BROWNSVILLE — Since its inception, the Port of Brownsville has created about 11,000 jobs, contributing to the overall growth of Cameron County.
Due to high security, the community is not normally able to see the port in action. But on Saturday morning, as part of its 80th anniversary, people from across the county enjoyed a variety of activities at the port, including guided boat tours, information booths, food and live music.
“It gives the public an opportunity they haven’t had in years to see what’s happening here at the port, and hopefully allows them to better understand our mission: to create opportunities through bringing in jobs for the folks who live in our area,” said John Wood, port commissioner.
Wood called the 80th anniversary a milestone.
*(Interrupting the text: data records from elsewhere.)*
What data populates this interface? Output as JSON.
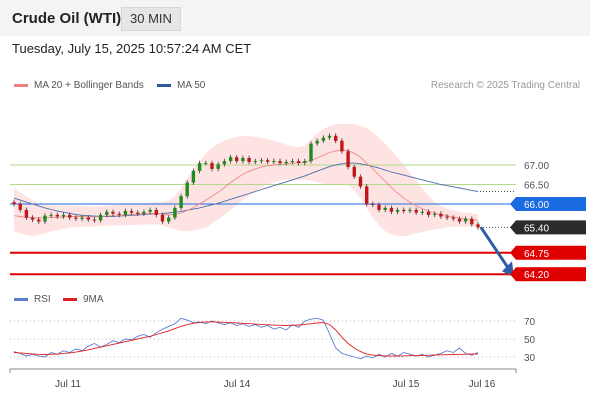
{
  "header": {
    "title": "Crude Oil (WTI)",
    "timeframe_button": "30 MIN"
  },
  "timestamp": "Tuesday, July 15, 2025 10:57:24 AM CET",
  "legend_main": [
    {
      "label": "MA 20 + Bollinger Bands",
      "color": "#f08080"
    },
    {
      "label": "MA 50",
      "color": "#2d5a9c"
    }
  ],
  "copyright": "Research © 2025 Trading Central",
  "legend_rsi": [
    {
      "label": "RSI",
      "color": "#5b7fd0"
    },
    {
      "label": "9MA",
      "color": "#e02020"
    }
  ],
  "chart_data": [
    {
      "type": "candlestick",
      "title": "Crude Oil (WTI)",
      "timeframe": "30 MIN",
      "x_tick_labels": [
        "Jul 11",
        "Jul 14",
        "Jul 15",
        "Jul 16"
      ],
      "price_levels": [
        {
          "value": 67.0,
          "label": "67.00",
          "style": "green-line"
        },
        {
          "value": 66.5,
          "label": "66.50",
          "style": "green-line"
        },
        {
          "value": 66.0,
          "label": "66.00",
          "style": "blue-line",
          "tag_color": "#1a6ae0"
        },
        {
          "value": 65.4,
          "label": "65.40",
          "style": "current-price",
          "tag_color": "#2b2b2b"
        },
        {
          "value": 64.75,
          "label": "64.75",
          "style": "red-line",
          "tag_color": "#e00000"
        },
        {
          "value": 64.2,
          "label": "64.20",
          "style": "red-line",
          "tag_color": "#e00000"
        }
      ],
      "close_series": [
        66.0,
        65.85,
        65.65,
        65.6,
        65.55,
        65.7,
        65.72,
        65.68,
        65.72,
        65.65,
        65.62,
        65.65,
        65.6,
        65.58,
        65.72,
        65.8,
        65.75,
        65.72,
        65.82,
        65.78,
        65.75,
        65.8,
        65.85,
        65.72,
        65.55,
        65.65,
        65.9,
        66.2,
        66.55,
        66.85,
        67.05,
        67.05,
        66.9,
        67.02,
        67.1,
        67.2,
        67.1,
        67.18,
        67.08,
        67.1,
        67.12,
        67.08,
        67.1,
        67.05,
        67.08,
        67.1,
        67.05,
        67.1,
        67.55,
        67.62,
        67.7,
        67.75,
        67.62,
        67.35,
        66.95,
        66.7,
        66.45,
        66.0,
        65.98,
        65.85,
        65.9,
        65.8,
        65.85,
        65.82,
        65.85,
        65.78,
        65.8,
        65.72,
        65.75,
        65.68,
        65.65,
        65.62,
        65.55,
        65.62,
        65.48,
        65.4
      ],
      "ma20_series": [
        65.7,
        65.68,
        65.66,
        65.65,
        65.64,
        65.65,
        65.66,
        65.66,
        65.67,
        65.68,
        65.68,
        65.68,
        65.67,
        65.67,
        65.68,
        65.69,
        65.7,
        65.7,
        65.72,
        65.73,
        65.74,
        65.75,
        65.76,
        65.76,
        65.74,
        65.72,
        65.73,
        65.77,
        65.83,
        65.91,
        66.0,
        66.1,
        66.2,
        66.3,
        66.42,
        66.55,
        66.66,
        66.76,
        66.84,
        66.9,
        66.95,
        66.98,
        67.0,
        67.02,
        67.03,
        67.05,
        67.06,
        67.07,
        67.12,
        67.18,
        67.25,
        67.32,
        67.36,
        67.38,
        67.37,
        67.3,
        67.2,
        67.05,
        66.9,
        66.74,
        66.58,
        66.42,
        66.28,
        66.15,
        66.05,
        65.96,
        65.88,
        65.82,
        65.77,
        65.73,
        65.7,
        65.67,
        65.64,
        65.62,
        65.6,
        65.58
      ],
      "ma50_series": [
        66.15,
        66.1,
        66.05,
        66.0,
        65.95,
        65.9,
        65.86,
        65.82,
        65.79,
        65.76,
        65.73,
        65.71,
        65.7,
        65.69,
        65.68,
        65.68,
        65.68,
        65.69,
        65.7,
        65.71,
        65.72,
        65.73,
        65.74,
        65.75,
        65.76,
        65.77,
        65.79,
        65.81,
        65.84,
        65.87,
        65.9,
        65.94,
        65.98,
        66.02,
        66.07,
        66.12,
        66.17,
        66.22,
        66.27,
        66.32,
        66.37,
        66.42,
        66.47,
        66.52,
        66.57,
        66.62,
        66.67,
        66.72,
        66.78,
        66.84,
        66.9,
        66.96,
        67.0,
        67.03,
        67.05,
        67.05,
        67.03,
        67.0,
        66.96,
        66.92,
        66.87,
        66.82,
        66.78,
        66.74,
        66.7,
        66.66,
        66.62,
        66.58,
        66.54,
        66.5,
        66.47,
        66.44,
        66.41,
        66.38,
        66.35,
        66.32
      ],
      "bollinger_upper_series": [
        66.4,
        66.3,
        66.2,
        66.1,
        66.0,
        65.98,
        65.97,
        65.96,
        65.96,
        65.96,
        65.96,
        65.95,
        65.94,
        65.93,
        65.94,
        65.96,
        65.97,
        65.98,
        65.99,
        66.0,
        66.01,
        66.02,
        66.03,
        66.04,
        66.05,
        66.08,
        66.2,
        66.4,
        66.65,
        66.9,
        67.1,
        67.3,
        67.45,
        67.55,
        67.62,
        67.68,
        67.72,
        67.74,
        67.74,
        67.72,
        67.7,
        67.66,
        67.62,
        67.58,
        67.52,
        67.48,
        67.46,
        67.5,
        67.65,
        67.8,
        67.92,
        68.0,
        68.05,
        68.05,
        68.05,
        68.05,
        68.0,
        67.95,
        67.85,
        67.7,
        67.55,
        67.38,
        67.2,
        67.0,
        66.8,
        66.6,
        66.4,
        66.2,
        66.05,
        65.95,
        65.88,
        65.84,
        65.8,
        65.78,
        65.76,
        65.74
      ],
      "bollinger_lower_series": [
        65.3,
        65.25,
        65.2,
        65.18,
        65.2,
        65.25,
        65.3,
        65.33,
        65.36,
        65.39,
        65.41,
        65.42,
        65.42,
        65.42,
        65.43,
        65.44,
        65.45,
        65.45,
        65.46,
        65.46,
        65.47,
        65.47,
        65.48,
        65.48,
        65.45,
        65.4,
        65.35,
        65.3,
        65.3,
        65.32,
        65.35,
        65.4,
        65.5,
        65.6,
        65.72,
        65.85,
        65.98,
        66.1,
        66.22,
        66.32,
        66.42,
        66.5,
        66.56,
        66.6,
        66.62,
        66.62,
        66.62,
        66.62,
        66.6,
        66.56,
        66.52,
        66.5,
        66.5,
        66.5,
        66.48,
        66.35,
        66.15,
        65.9,
        65.65,
        65.45,
        65.3,
        65.22,
        65.18,
        65.18,
        65.2,
        65.25,
        65.28,
        65.32,
        65.35,
        65.38,
        65.4,
        65.42,
        65.42,
        65.42,
        65.42,
        65.42
      ],
      "projection": {
        "from": 65.4,
        "to": 64.2,
        "color": "#2e5da8"
      },
      "ylim": [
        64.0,
        68.3
      ]
    },
    {
      "type": "line",
      "title": "",
      "y_tick_labels": [
        "70",
        "50",
        "30"
      ],
      "ylim": [
        20,
        80
      ],
      "series": [
        {
          "name": "RSI",
          "color": "#5b7fd0",
          "values": [
            36,
            34,
            31,
            33,
            31,
            30,
            35,
            33,
            37,
            35,
            39,
            37,
            42,
            45,
            41,
            44,
            48,
            46,
            50,
            49,
            53,
            55,
            52,
            57,
            61,
            64,
            67,
            73,
            71,
            68,
            69,
            67,
            70,
            68,
            66,
            68,
            65,
            67,
            64,
            66,
            63,
            65,
            61,
            63,
            60,
            66,
            63,
            70,
            72,
            73,
            71,
            56,
            40,
            34,
            32,
            30,
            28,
            31,
            29,
            33,
            30,
            34,
            31,
            35,
            33,
            31,
            33,
            30,
            32,
            34,
            37,
            35,
            40,
            34,
            32,
            35
          ]
        },
        {
          "name": "9MA",
          "color": "#e02020",
          "values": [
            35,
            34.5,
            34,
            33.5,
            33,
            32.8,
            33,
            33.2,
            34,
            34.5,
            35.5,
            36.5,
            38,
            39.5,
            41,
            42.5,
            44,
            45.5,
            47,
            48.5,
            50,
            51.5,
            53,
            55,
            57,
            59,
            61.5,
            64,
            66,
            67.5,
            68.5,
            69,
            69,
            68.8,
            68.5,
            68.2,
            67.8,
            67.4,
            67,
            66.6,
            66.2,
            65.8,
            65.5,
            65.2,
            65,
            65.2,
            65.6,
            66.2,
            67,
            67.8,
            68.2,
            66,
            60,
            52,
            45,
            40,
            36,
            33.5,
            32,
            31.5,
            31.2,
            31,
            31,
            31.2,
            31.4,
            31.6,
            31.8,
            32,
            32.2,
            32.4,
            32.6,
            32.8,
            33,
            33.1,
            33.2,
            33.3
          ]
        }
      ]
    }
  ]
}
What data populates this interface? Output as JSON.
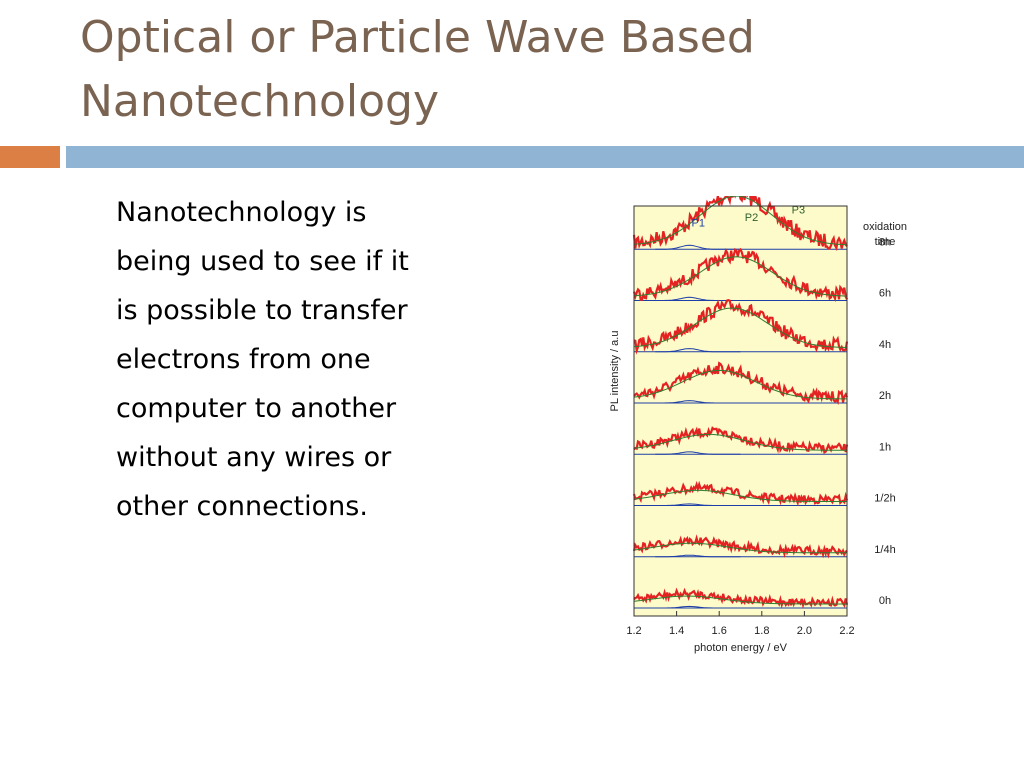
{
  "slide": {
    "title_lines": [
      "Optical or Particle Wave Based",
      "Nanotechnology"
    ],
    "body_lines": [
      "Nanotechnology is",
      "being used to see if it",
      "is possible to transfer",
      "electrons from one",
      "computer to another",
      "without any wires or",
      "other connections."
    ],
    "colors": {
      "title": "#7a6351",
      "accent_bar": "#dc7f45",
      "main_bar": "#8fb4d4"
    }
  },
  "chart_data": {
    "type": "line",
    "xlabel": "photon energy / eV",
    "ylabel": "PL intensity / a.u",
    "x_ticks": [
      "1.2",
      "1.4",
      "1.6",
      "1.8",
      "2.0",
      "2.2"
    ],
    "xlim": [
      1.2,
      2.2
    ],
    "legend_title": [
      "oxidation",
      "time"
    ],
    "peak_labels": [
      "P1",
      "P2",
      "P3"
    ],
    "series": [
      {
        "name": "8h",
        "amplitude": 0.62,
        "center": 1.68,
        "p1_amplitude": 0.05
      },
      {
        "name": "6h",
        "amplitude": 0.5,
        "center": 1.68,
        "p1_amplitude": 0.04
      },
      {
        "name": "4h",
        "amplitude": 0.5,
        "center": 1.66,
        "p1_amplitude": 0.04
      },
      {
        "name": "2h",
        "amplitude": 0.36,
        "center": 1.6,
        "p1_amplitude": 0.03
      },
      {
        "name": "1h",
        "amplitude": 0.2,
        "center": 1.55,
        "p1_amplitude": 0.03
      },
      {
        "name": "1/2h",
        "amplitude": 0.14,
        "center": 1.5,
        "p1_amplitude": 0.02
      },
      {
        "name": "1/4h",
        "amplitude": 0.12,
        "center": 1.47,
        "p1_amplitude": 0.02
      },
      {
        "name": "0h",
        "amplitude": 0.1,
        "center": 1.45,
        "p1_amplitude": 0.02
      }
    ],
    "colors": {
      "background": "#fdfbc9",
      "data": "#e52222",
      "fit_total": "#2e7d32",
      "fit_p1": "#1f3fa8"
    }
  }
}
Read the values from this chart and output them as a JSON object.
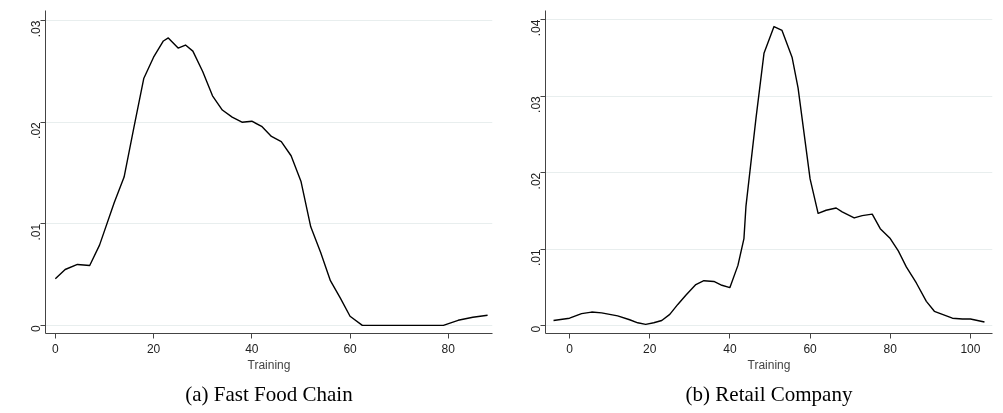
{
  "chart_data": [
    {
      "type": "line",
      "title": "(a) Fast Food Chain",
      "xlabel": "Training",
      "grid": "y",
      "marker": "none",
      "line_style": "solid",
      "x": [
        0,
        2,
        4.5,
        7,
        9,
        12,
        14,
        16,
        18,
        20,
        22,
        23,
        25,
        26.5,
        28,
        30,
        32,
        34,
        36,
        38,
        40,
        42,
        44,
        46,
        48,
        50,
        52,
        54,
        56,
        58,
        60,
        62.5,
        79,
        82,
        85,
        88
      ],
      "series": [
        {
          "color": "#000000",
          "values": [
            0.0046,
            0.0055,
            0.006,
            0.0059,
            0.0079,
            0.0121,
            0.0146,
            0.0195,
            0.0243,
            0.0264,
            0.028,
            0.0283,
            0.0273,
            0.0276,
            0.027,
            0.025,
            0.0226,
            0.0212,
            0.0205,
            0.02,
            0.0201,
            0.0196,
            0.0186,
            0.0181,
            0.0167,
            0.0142,
            0.0097,
            0.0072,
            0.0044,
            0.0027,
            0.0009,
            0,
            0,
            0.0005,
            0.0008,
            0.001
          ]
        }
      ],
      "xlim": [
        -2,
        89
      ],
      "ylim": [
        -0.0008,
        0.031
      ],
      "xticks": [
        0,
        20,
        40,
        60,
        80
      ],
      "yticks": [
        {
          "value": 0,
          "label": "0"
        },
        {
          "value": 0.01,
          "label": ".01"
        },
        {
          "value": 0.02,
          "label": ".02"
        },
        {
          "value": 0.03,
          "label": ".03"
        }
      ]
    },
    {
      "type": "line",
      "title": "(b) Retail Company",
      "xlabel": "Training",
      "grid": "y",
      "marker": "none",
      "line_style": "solid",
      "x": [
        -4,
        0,
        3,
        5.5,
        8,
        12,
        15,
        17,
        19,
        21,
        23,
        25,
        27,
        29,
        31.5,
        33.5,
        36,
        38,
        40,
        42,
        43.5,
        44,
        46.5,
        48.5,
        51,
        53,
        55.5,
        57,
        60,
        62,
        64,
        66.5,
        68,
        71,
        73,
        75.5,
        77.5,
        80,
        82,
        84,
        86.5,
        89,
        91,
        93,
        95.5,
        98,
        100,
        103.5
      ],
      "series": [
        {
          "color": "#000000",
          "values": [
            0.0007,
            0.001,
            0.0016,
            0.0018,
            0.0017,
            0.0013,
            0.0008,
            0.0004,
            0.0002,
            0.0004,
            0.0007,
            0.0015,
            0.0028,
            0.004,
            0.0054,
            0.0059,
            0.0058,
            0.0053,
            0.005,
            0.0079,
            0.0114,
            0.0156,
            0.0271,
            0.0356,
            0.0391,
            0.0386,
            0.0351,
            0.0311,
            0.0192,
            0.0147,
            0.0151,
            0.0154,
            0.0149,
            0.0141,
            0.0144,
            0.0146,
            0.0127,
            0.0114,
            0.0098,
            0.0077,
            0.0056,
            0.0032,
            0.0019,
            0.0015,
            0.001,
            0.0009,
            0.0009,
            0.0005
          ]
        }
      ],
      "xlim": [
        -6,
        105.5
      ],
      "ylim": [
        -0.001,
        0.0412
      ],
      "xticks": [
        0,
        20,
        40,
        60,
        80,
        100
      ],
      "yticks": [
        {
          "value": 0,
          "label": "0"
        },
        {
          "value": 0.01,
          "label": ".01"
        },
        {
          "value": 0.02,
          "label": ".02"
        },
        {
          "value": 0.03,
          "label": ".03"
        },
        {
          "value": 0.04,
          "label": ".04"
        }
      ]
    }
  ]
}
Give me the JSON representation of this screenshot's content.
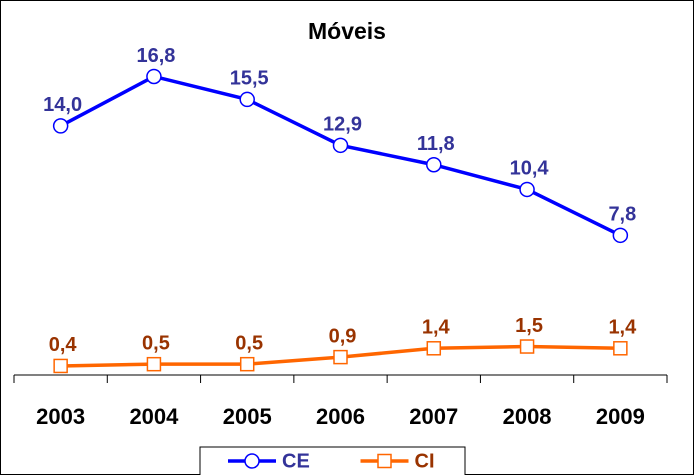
{
  "chart_data": {
    "type": "line",
    "title": "Móveis",
    "categories": [
      "2003",
      "2004",
      "2005",
      "2006",
      "2007",
      "2008",
      "2009"
    ],
    "series": [
      {
        "name": "CE",
        "color": "#0000ff",
        "label_color": "#333399",
        "marker": "circle",
        "values": [
          14.0,
          16.8,
          15.5,
          12.9,
          11.8,
          10.4,
          7.8
        ],
        "value_labels": [
          "14,0",
          "16,8",
          "15,5",
          "12,9",
          "11,8",
          "10,4",
          "7,8"
        ]
      },
      {
        "name": "CI",
        "color": "#ff6600",
        "label_color": "#993300",
        "marker": "square",
        "values": [
          0.4,
          0.5,
          0.5,
          0.9,
          1.4,
          1.5,
          1.4
        ],
        "value_labels": [
          "0,4",
          "0,5",
          "0,5",
          "0,9",
          "1,4",
          "1,5",
          "1,4"
        ]
      }
    ],
    "ylim": [
      0,
      20
    ],
    "legend": "bottom"
  }
}
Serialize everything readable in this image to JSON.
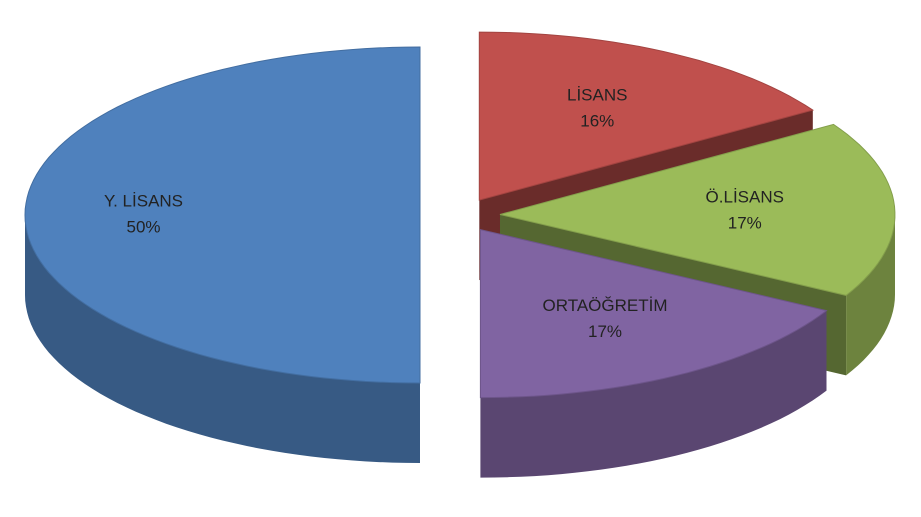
{
  "chart_data": {
    "type": "pie3d",
    "categories": [
      "LİSANS",
      "Ö.LİSANS",
      "ORTAÖĞRETİM",
      "Y. LİSANS"
    ],
    "values": [
      16,
      17,
      17,
      50
    ],
    "value_labels": [
      "16%",
      "17%",
      "17%",
      "50%"
    ],
    "colors": [
      "#c0504d",
      "#9bbb59",
      "#8064a2",
      "#4f81bd"
    ]
  }
}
“The port has changed a lot in many years,” he said. “If you look around, you can still see the old docks and you can see what we have now.”
Francisco Garcia, the owner of Speed Signs, can attest to the opportunities the port can offer. His company has worked with the port for years, contributing all the directional and speed signs around the port.
“They have helped a lot to grow my business, and I’m glad to be working with them,” Garcia said.
Like Wood, Garcia also can recall seeing the growth in the area during the years.
“When they started this, it was a small area,” he said. “But now, it is lush and very well-organized.”
Glenn Simpson and Patty Pena, residents of Brownsville, said they wanted the chance to see the different facilities within the port.
They learned quite a bit in the process, they said.
“We learned of the diversity of activity here at the port and how important the Port of Brownsville is to not only Texas but South Texas, too,” Simpson said.
Although they did not have a chance to try the boat tour, the two did stop at some of the many booths placed throughout the event.
Visitors could learn more about LNG plants, the Cameron County Regional Mobility Authority, the Gladys Porter Zoo or the Brownsville Public Utilities Board, among other organizations.
By the end of their visit, they began to appreciate the magnitude of the port’s impact on the region, Simpson said.
“Understanding the magnitude of all the commerce going through the port is amazing,” he said.
Pena said it was a beneficial event for children, especially.
“It exposes them to what is available and what’s going on in the community,” she said. “If you expose them to these things, it shows them what their future could look like.”